My SIL and BIL do this - I think previously foodie BIL has picked it up from his wife, whom I like, but who bristles with food 'issues' and thinks that enjoying food isn't 'nice' - spending a weekend at their isolated house does mean SIL serving tiny, salt less portions and watching how quickly you eat and whether you will wait for hervtobreluctantly offer second portions. A typical lunch comprises of a half-bowl of soup without bread. Everything is served in the kitchen, no putting of dishes of food on the table. Her children are praised for leaving food on their plates. (It was funny until we had our son, when it became more problematic -now we bring food, as there is nowhere to buy it locally.)

Being a good host does mean responding to your guests' needs. We had friends over from France with their children for a weekend recently, and realised immediately we had underestimated how much food needed to be made. DH and I are on the small side, rangy and narrow-framed, and we have a toddler who is currently completely uninterested in food (though perfectly healthy). Our friends are very tall and large-framed, and their equally big children (whom we hadn't seen in years) are a lot older and hungrier than our son, which of course explains a lot, but we were initially taken aback, as we thought we had over-catered.
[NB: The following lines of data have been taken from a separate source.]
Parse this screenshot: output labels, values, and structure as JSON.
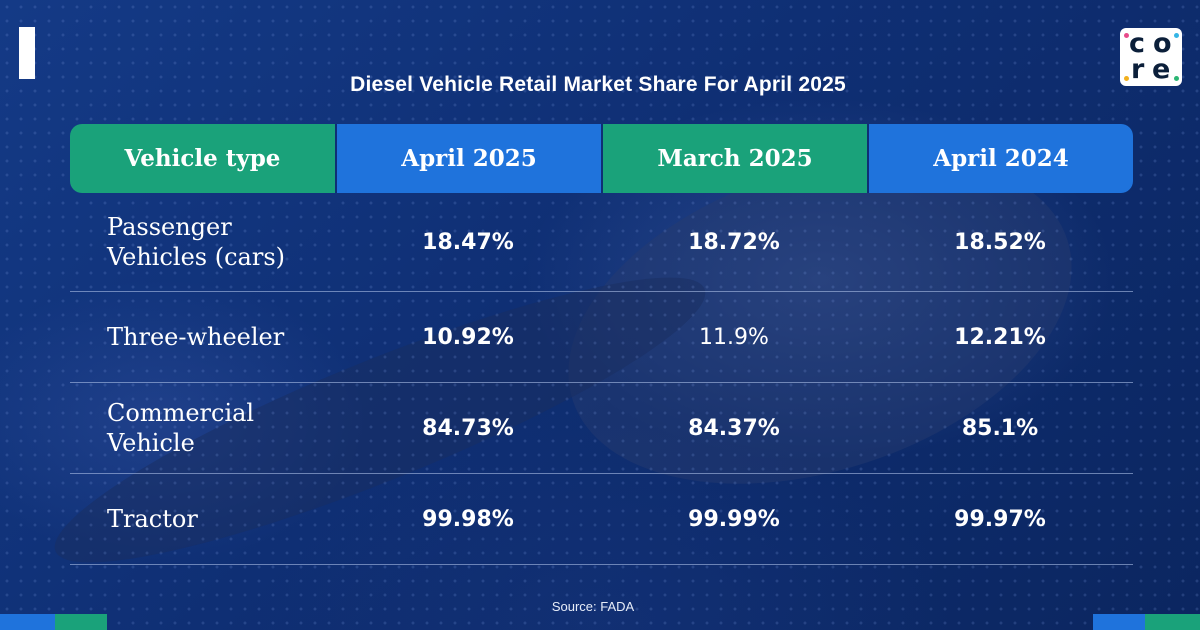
{
  "logo": {
    "letters": [
      "c",
      "o",
      "r",
      "e"
    ]
  },
  "colors": {
    "background": "#0f2f74",
    "green": "#1aa27a",
    "blue": "#1f73dc"
  },
  "chart_data": {
    "type": "table",
    "title": "Diesel Vehicle Retail Market Share For April 2025",
    "columns": [
      "Vehicle type",
      "April 2025",
      "March 2025",
      "April 2024"
    ],
    "rows": [
      [
        "Passenger Vehicles (cars)",
        "18.47%",
        "18.72%",
        "18.52%"
      ],
      [
        "Three-wheeler",
        "10.92%",
        "11.9%",
        "12.21%"
      ],
      [
        "Commercial Vehicle",
        "84.73%",
        "84.37%",
        "85.1%"
      ],
      [
        "Tractor",
        "99.98%",
        "99.99%",
        "99.97%"
      ]
    ],
    "source": "Source: FADA"
  }
}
It was interesting to see how much more our adult friends ate in order to be satisfied, compared to us, when we are the same ages and roughly equally active. I really liked seeing things I'd made eaten with such relish, actually!
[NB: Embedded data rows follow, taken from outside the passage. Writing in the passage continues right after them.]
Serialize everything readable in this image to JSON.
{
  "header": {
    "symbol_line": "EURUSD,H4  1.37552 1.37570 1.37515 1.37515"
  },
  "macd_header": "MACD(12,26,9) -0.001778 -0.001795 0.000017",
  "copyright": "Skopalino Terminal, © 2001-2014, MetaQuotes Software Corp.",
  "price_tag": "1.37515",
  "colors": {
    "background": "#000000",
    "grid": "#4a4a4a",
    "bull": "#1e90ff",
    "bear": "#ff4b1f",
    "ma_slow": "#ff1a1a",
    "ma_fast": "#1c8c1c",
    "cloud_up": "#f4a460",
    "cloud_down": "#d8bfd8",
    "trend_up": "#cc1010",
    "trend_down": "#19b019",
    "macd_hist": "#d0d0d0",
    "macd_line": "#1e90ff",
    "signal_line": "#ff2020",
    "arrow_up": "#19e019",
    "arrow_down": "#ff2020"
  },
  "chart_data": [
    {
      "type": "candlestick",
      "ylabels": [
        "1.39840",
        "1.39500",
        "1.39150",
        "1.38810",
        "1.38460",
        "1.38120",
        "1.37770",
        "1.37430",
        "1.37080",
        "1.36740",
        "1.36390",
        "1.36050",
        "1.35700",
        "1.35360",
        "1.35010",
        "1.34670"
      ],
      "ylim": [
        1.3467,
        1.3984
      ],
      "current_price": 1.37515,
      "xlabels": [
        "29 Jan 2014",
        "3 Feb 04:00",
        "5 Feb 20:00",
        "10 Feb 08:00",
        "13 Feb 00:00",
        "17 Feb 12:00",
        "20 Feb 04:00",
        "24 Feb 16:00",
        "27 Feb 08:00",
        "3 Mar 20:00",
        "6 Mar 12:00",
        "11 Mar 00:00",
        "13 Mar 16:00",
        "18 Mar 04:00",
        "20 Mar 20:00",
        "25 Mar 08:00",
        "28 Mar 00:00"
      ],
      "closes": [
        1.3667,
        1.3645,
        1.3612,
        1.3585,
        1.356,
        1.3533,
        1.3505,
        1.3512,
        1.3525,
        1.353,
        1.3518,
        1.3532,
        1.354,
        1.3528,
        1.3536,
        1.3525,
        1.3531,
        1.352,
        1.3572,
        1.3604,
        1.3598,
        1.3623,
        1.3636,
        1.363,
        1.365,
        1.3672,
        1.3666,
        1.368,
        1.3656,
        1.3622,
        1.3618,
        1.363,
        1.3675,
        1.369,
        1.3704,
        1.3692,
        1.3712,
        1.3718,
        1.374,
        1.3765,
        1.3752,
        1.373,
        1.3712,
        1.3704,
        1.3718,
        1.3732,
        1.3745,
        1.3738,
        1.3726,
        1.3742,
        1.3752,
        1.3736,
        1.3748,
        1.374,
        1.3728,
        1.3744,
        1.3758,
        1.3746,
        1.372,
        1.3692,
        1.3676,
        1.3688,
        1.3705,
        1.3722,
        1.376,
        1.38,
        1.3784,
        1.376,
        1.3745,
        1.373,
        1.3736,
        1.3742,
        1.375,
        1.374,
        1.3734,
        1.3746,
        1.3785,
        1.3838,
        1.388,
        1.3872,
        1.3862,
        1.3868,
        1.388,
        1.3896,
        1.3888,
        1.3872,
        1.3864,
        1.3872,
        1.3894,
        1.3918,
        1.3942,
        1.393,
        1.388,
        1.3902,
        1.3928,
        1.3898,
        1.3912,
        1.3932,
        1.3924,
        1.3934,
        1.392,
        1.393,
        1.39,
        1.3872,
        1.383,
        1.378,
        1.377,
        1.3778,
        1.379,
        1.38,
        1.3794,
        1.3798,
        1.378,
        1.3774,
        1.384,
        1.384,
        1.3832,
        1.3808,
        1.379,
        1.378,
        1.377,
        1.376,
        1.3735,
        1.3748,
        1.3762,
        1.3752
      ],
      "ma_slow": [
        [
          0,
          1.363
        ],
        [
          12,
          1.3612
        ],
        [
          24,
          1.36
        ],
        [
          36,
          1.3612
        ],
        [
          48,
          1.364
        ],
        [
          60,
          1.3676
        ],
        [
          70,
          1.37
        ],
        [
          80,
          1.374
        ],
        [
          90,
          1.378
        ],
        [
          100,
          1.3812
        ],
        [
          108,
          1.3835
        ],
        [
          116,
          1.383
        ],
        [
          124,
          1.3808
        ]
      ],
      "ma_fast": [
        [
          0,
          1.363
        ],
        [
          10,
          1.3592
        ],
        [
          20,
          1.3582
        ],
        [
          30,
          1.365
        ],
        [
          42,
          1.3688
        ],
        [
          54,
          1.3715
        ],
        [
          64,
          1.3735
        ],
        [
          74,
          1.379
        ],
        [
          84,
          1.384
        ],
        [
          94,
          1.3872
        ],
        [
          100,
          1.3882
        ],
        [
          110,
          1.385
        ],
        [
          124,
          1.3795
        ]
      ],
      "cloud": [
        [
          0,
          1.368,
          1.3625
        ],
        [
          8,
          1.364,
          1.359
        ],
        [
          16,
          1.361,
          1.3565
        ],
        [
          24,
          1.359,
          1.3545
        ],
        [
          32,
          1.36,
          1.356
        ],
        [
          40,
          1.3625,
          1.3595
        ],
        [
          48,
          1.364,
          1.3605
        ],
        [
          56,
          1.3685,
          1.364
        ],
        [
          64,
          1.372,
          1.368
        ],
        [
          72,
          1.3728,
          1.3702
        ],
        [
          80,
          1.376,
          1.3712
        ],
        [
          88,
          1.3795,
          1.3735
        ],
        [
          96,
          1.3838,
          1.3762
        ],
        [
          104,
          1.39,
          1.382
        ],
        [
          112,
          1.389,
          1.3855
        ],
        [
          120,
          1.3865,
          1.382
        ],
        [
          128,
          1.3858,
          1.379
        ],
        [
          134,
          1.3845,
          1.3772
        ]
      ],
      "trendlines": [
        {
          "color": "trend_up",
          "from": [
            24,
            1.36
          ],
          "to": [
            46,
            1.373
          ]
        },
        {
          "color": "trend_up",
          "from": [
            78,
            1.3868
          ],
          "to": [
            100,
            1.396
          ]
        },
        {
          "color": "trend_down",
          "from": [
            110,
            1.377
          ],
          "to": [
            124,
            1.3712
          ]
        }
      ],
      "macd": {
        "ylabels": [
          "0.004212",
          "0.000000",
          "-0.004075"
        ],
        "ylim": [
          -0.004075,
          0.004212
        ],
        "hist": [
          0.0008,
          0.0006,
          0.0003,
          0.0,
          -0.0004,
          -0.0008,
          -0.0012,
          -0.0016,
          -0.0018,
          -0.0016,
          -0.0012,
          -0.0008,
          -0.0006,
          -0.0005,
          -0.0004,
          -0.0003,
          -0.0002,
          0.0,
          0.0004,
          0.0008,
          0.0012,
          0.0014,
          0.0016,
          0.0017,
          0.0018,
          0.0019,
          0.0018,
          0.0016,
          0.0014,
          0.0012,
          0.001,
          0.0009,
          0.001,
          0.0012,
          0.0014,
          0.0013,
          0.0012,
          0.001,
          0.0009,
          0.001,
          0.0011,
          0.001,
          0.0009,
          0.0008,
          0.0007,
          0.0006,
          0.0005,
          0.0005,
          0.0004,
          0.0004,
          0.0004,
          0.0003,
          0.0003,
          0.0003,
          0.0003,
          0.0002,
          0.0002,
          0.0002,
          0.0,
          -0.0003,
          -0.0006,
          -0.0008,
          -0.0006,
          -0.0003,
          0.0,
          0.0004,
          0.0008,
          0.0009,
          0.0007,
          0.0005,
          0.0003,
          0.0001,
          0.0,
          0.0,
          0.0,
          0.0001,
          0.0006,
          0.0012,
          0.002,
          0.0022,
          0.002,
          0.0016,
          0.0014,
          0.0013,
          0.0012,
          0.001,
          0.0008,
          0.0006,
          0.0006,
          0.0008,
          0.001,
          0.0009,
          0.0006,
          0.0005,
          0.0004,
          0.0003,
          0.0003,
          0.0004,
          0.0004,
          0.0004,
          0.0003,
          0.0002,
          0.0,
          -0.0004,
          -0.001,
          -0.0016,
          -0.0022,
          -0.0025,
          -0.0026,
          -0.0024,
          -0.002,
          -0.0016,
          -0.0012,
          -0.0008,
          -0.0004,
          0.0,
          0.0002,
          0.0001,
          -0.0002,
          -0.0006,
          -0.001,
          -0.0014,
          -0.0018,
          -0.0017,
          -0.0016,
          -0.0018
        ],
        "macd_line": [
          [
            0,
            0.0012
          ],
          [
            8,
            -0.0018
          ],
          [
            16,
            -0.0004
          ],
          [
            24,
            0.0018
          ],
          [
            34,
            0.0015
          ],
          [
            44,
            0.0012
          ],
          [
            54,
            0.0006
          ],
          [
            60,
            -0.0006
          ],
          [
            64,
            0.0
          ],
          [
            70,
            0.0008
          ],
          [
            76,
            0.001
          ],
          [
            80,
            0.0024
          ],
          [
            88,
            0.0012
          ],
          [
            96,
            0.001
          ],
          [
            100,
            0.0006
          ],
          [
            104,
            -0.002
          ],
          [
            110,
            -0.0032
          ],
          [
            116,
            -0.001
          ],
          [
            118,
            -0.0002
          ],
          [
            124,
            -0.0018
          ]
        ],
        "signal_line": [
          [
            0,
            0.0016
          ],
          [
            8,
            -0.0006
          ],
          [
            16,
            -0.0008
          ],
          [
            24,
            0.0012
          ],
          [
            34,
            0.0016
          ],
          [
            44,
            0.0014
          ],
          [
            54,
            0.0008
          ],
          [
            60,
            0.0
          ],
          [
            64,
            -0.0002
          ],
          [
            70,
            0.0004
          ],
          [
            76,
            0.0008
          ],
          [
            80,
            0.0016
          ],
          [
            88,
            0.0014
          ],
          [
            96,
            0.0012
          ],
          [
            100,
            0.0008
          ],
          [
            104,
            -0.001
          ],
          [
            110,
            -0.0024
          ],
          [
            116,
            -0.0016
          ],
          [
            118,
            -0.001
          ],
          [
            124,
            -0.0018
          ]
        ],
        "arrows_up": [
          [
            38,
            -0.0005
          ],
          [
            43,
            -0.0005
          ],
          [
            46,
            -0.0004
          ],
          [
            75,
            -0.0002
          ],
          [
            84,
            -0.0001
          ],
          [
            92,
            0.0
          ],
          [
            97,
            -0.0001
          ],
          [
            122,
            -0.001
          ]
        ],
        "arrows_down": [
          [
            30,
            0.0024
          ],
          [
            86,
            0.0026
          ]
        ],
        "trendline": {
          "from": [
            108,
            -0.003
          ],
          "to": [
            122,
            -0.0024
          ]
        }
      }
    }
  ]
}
Charlotte3333 · 27/05/2015 11:13

I have a 9 year old and a 4 year old and so far today they've had a bowl of cereal, two pancakes, a banana and some chopped-up strawberries, as have I. None of us is overweight (aside from DH, who, ironically enough eats less than I do, but eats at the wrong times, does little exercise and drinks no water). The DCs would be wild if they had no snacks, and I imagine they'd also be grumpy swines.

Imposing such strict rules on other people's children is bound to cause some issues and I agree completely with Assassins that plenty of snacks can be healthy. The DCs often come home from school and announce they're 'starving' so I make hummus with veg sticks. They still eat their suppers, they aren't obese, they're still healthy. And ironically enough, when we go out to eat 9 times out of 10 they choose healthy stuff anyway, because they know they aren't restricted.

tootiredtoknow · 27/05/2015 19:01

Its nothing gilrack. Its all done by gadgets and gizmo's but you are more than welcome.

Wheelerdeeler · 27/05/2015 19:53

I'm fascinated. Did you all not leave the house at all? I can envisage them piling plates high at a local park coffee dock.

Op. Little and often. Don't restrict food within reason.